In soft psychology, probability that Cp is literally true is incredibly small.

If you start distributing confidence levels to the different conjuncts you work towards “robustness”, can see how by how much Cp is false.

 

Often can’t tell (from an experiment) whether a finding is due to what is reported or a confounding variable. Have to consider all potential confound variables and escape from logically invalid 3rd syllogism by exploring all of them.

Different methods result in different Cp’s & At’s, something not often considered.

Lakatosian defence of theory is only worthwhile if it has something going for it; it has been falsified in a literal sense but has enough verisimilitude that it’s worth sticking with.

When examining part of the conjunct, look at Cn first.
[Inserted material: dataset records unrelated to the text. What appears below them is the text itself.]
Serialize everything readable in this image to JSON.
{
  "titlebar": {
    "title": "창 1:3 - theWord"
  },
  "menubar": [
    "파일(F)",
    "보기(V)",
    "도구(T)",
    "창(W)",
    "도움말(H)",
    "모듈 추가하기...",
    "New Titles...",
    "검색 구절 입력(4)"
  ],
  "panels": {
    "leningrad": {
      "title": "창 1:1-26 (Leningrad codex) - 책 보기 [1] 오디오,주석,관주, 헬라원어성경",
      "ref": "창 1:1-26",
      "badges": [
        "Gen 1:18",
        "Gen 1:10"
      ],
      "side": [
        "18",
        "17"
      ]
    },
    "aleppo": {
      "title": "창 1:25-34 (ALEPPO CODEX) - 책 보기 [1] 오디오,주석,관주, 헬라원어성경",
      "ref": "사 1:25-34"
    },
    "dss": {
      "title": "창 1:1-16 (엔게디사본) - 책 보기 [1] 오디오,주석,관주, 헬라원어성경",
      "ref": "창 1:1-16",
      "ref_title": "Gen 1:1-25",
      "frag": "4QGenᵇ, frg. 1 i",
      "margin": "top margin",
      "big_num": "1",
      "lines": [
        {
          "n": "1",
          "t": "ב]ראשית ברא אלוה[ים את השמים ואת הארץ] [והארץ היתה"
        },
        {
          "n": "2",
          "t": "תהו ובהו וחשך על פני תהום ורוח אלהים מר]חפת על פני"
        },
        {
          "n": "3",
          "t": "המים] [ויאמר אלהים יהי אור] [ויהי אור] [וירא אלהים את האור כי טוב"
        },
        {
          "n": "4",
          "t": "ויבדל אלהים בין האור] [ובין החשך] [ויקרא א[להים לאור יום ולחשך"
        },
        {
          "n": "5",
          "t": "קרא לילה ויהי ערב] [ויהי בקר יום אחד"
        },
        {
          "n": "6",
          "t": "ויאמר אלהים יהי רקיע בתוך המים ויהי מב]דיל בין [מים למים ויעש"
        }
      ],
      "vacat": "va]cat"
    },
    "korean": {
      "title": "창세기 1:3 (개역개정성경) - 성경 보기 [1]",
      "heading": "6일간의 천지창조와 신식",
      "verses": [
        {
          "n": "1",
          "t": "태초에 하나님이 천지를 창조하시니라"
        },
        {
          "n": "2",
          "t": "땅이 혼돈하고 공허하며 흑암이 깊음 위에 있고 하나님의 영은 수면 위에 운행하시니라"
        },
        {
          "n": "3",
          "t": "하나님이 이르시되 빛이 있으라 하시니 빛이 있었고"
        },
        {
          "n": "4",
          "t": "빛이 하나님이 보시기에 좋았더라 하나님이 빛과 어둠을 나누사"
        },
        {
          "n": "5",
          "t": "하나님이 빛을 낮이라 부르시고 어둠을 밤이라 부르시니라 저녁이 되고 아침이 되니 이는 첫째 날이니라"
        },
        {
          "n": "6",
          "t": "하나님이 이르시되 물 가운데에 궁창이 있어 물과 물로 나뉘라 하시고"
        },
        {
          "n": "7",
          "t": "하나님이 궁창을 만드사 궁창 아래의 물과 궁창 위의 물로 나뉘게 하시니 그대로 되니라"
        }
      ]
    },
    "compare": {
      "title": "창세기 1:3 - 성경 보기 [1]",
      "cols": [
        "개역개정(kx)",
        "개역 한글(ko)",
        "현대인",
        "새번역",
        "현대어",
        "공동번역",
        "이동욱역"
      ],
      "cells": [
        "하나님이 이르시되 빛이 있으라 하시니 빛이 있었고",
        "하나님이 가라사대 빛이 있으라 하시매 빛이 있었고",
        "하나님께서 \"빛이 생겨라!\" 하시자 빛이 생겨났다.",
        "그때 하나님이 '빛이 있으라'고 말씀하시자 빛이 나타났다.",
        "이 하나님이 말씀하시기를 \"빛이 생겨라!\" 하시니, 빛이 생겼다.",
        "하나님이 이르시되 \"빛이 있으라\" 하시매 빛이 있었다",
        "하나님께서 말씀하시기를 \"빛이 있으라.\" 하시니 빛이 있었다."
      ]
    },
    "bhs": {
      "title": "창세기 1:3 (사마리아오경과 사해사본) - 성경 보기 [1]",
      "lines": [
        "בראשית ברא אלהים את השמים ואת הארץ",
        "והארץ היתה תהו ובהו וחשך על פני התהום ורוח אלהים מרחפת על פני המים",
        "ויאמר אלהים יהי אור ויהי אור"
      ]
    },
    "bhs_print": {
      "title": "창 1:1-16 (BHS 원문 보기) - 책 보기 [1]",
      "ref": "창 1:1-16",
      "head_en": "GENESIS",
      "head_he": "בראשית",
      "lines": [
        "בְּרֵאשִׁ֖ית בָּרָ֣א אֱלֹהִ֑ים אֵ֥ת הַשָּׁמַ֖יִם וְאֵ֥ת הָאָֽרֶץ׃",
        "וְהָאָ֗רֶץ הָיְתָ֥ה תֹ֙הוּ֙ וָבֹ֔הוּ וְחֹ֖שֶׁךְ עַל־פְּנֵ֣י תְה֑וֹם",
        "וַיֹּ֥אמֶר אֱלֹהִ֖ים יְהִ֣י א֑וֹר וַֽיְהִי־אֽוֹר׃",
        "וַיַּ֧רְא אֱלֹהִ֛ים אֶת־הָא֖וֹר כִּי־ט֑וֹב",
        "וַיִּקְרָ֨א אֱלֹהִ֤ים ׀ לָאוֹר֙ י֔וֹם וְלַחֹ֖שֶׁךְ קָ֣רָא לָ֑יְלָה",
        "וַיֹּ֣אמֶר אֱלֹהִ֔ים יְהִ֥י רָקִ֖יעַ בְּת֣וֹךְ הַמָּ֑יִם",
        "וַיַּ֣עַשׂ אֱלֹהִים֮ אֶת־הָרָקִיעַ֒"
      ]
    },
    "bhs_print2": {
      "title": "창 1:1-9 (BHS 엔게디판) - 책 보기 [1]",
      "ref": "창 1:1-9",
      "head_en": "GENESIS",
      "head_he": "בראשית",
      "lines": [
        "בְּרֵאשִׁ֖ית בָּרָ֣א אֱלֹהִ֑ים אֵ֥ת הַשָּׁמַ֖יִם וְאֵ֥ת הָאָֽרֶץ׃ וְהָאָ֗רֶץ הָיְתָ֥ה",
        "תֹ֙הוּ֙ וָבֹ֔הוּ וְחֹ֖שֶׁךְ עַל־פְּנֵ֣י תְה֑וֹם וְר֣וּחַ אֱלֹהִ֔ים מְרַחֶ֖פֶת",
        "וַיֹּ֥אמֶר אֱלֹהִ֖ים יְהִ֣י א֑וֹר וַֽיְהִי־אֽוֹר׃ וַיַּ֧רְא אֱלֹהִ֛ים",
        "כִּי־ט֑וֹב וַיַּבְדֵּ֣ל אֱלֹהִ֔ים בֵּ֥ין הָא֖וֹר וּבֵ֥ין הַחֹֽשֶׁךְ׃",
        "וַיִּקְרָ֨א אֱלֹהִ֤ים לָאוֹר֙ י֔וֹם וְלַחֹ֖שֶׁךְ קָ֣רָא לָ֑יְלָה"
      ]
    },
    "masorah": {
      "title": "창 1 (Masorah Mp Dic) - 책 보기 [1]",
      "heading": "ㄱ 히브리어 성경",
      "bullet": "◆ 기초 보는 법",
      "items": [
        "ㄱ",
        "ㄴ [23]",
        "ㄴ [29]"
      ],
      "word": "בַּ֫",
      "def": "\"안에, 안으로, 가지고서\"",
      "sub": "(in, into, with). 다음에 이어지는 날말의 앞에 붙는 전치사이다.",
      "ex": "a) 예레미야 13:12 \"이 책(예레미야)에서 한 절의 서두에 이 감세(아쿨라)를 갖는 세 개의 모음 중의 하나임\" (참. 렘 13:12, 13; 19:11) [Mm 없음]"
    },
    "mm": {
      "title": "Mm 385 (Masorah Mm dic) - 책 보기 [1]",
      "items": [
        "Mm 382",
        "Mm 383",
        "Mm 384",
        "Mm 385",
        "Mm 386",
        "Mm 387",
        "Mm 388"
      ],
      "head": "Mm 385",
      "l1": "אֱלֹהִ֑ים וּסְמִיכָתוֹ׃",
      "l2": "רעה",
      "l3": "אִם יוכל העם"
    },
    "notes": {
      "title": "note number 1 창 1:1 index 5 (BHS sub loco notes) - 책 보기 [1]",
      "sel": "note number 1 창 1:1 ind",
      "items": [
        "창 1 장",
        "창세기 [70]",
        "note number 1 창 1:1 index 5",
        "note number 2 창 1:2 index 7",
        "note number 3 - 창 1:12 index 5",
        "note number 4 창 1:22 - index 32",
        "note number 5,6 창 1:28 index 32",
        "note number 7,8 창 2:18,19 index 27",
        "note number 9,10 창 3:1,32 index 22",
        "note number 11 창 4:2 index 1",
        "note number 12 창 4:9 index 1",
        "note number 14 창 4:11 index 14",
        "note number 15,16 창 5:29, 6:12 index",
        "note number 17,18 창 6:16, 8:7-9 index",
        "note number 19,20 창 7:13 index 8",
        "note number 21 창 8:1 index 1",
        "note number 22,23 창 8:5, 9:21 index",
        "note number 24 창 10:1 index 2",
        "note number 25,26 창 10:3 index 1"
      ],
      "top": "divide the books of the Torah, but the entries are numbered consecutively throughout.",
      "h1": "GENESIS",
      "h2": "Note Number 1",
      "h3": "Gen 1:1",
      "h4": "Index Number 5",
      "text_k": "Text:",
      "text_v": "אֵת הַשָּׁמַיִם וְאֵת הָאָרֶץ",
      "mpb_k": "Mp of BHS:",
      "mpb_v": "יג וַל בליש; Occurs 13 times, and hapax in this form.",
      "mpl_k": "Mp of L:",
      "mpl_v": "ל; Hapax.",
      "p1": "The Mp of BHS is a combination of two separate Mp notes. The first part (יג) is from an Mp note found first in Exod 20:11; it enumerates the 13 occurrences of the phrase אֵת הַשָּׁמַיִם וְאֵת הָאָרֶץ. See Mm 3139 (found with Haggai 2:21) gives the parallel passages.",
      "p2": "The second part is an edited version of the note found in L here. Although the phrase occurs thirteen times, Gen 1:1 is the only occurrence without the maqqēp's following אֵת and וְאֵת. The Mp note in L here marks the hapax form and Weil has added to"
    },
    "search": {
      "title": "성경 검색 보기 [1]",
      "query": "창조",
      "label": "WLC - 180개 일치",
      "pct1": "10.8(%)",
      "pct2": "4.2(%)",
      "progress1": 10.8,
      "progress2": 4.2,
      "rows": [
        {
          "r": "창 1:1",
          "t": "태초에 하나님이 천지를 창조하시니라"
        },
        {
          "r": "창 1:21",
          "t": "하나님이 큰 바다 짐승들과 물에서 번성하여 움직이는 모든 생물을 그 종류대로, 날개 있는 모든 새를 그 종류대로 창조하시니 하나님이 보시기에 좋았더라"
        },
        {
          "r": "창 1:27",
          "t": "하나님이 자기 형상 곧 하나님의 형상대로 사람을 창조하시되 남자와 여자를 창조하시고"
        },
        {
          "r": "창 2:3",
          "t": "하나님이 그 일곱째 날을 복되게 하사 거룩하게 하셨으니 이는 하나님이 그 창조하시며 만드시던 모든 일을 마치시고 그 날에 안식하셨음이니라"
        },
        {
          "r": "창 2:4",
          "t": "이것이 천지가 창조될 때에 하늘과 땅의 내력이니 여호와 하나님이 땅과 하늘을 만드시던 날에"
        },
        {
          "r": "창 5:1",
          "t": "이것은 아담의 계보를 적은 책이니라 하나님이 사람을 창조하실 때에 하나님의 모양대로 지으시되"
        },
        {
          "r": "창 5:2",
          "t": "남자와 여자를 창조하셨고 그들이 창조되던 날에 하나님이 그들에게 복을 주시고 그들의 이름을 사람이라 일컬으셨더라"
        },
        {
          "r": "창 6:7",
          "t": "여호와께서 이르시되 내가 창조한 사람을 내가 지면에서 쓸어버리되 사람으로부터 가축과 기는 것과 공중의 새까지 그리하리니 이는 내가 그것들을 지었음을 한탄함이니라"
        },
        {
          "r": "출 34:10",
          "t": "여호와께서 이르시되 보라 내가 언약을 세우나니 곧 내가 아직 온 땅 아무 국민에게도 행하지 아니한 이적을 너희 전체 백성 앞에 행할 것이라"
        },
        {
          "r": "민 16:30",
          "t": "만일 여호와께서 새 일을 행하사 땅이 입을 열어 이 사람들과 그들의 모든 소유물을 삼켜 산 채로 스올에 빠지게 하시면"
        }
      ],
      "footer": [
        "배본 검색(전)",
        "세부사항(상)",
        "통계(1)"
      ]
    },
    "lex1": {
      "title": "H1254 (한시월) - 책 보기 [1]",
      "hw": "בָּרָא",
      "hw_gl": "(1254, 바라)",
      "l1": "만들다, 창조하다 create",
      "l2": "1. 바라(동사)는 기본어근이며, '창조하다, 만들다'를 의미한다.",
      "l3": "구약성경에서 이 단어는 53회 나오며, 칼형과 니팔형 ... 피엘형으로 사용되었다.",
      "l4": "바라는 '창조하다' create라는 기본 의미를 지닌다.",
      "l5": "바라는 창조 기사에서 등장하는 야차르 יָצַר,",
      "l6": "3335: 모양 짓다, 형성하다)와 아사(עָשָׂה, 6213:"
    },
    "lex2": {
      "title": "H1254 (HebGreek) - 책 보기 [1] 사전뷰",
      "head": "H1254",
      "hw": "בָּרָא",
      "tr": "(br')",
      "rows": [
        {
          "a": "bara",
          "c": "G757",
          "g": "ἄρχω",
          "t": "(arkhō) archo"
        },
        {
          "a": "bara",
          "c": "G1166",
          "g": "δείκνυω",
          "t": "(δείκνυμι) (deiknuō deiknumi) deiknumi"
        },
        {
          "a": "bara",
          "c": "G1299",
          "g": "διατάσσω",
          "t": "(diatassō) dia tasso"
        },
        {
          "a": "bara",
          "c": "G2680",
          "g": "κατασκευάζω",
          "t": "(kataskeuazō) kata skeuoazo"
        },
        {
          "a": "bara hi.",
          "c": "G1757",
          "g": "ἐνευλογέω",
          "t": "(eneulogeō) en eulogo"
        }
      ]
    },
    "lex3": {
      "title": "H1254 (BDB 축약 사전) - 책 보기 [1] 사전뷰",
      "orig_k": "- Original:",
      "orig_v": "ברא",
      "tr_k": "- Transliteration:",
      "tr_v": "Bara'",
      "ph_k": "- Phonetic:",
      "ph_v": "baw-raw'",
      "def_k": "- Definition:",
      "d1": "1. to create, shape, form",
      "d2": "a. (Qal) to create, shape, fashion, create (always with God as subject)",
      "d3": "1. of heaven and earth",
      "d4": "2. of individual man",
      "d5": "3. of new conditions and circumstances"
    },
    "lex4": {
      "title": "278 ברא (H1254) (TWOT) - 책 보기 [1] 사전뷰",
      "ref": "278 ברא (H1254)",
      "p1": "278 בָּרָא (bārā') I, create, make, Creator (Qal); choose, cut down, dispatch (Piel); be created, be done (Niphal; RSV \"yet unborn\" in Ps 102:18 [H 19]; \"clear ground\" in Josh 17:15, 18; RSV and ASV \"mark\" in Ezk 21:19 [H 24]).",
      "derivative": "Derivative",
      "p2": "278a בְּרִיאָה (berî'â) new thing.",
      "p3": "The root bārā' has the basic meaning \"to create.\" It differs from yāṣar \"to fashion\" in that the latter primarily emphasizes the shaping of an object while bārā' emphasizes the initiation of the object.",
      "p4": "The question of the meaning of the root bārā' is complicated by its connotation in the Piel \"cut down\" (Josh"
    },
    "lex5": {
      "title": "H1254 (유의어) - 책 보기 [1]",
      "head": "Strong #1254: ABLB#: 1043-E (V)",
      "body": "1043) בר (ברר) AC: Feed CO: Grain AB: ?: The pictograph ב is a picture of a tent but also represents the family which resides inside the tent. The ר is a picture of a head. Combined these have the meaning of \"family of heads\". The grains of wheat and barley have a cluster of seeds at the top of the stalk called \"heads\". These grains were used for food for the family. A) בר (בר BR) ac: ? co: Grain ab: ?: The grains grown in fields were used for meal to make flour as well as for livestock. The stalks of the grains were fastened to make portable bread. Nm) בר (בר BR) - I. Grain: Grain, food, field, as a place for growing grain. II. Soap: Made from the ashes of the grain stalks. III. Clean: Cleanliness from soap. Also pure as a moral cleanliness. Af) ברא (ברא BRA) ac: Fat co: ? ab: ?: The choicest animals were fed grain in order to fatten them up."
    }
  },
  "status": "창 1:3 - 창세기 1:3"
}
Can say: “Let’s wait to see if it replicates”.

Ai isn’t a great place to start for psychologists.

Cp is good (can almost assume it’s false). When we have different types of experiments over different qualitative domains of data, by challenging Cp in one experiment it doesn’t threaten the theories success in other domains.

If you challenge At, if that auxiliary plays a role in derivation chain to experiments in other domains and you try to fix up failed experiments by challenging auxiliaries then all derivation chains that worked in past will now be screwed (because you’re undermining one of the links). Cp is more likely to be domain specific (violated in different ways in different settings).

Can modify Cp by adding a postulate (as you don’t want to fiddle with At) because you may have changed subjects or environment etc.

Progressive movement: Can turn falsifier into a corroborator by adding auxiliaries that allow you to predict new (previously un-thought of) experiments. Not just post-hoc rationalisation of a falsifier (ad-hoc 1). Ad-hoc 2: when you post-hoc rationalise a falsifier by adding auxiliaries & make new predictions but those predictions are then falsified.

Honest ad-hocery: ad-hoc rationalisations that give new predictions (which are found to be correct) that are risky and are a damn strange coincidence.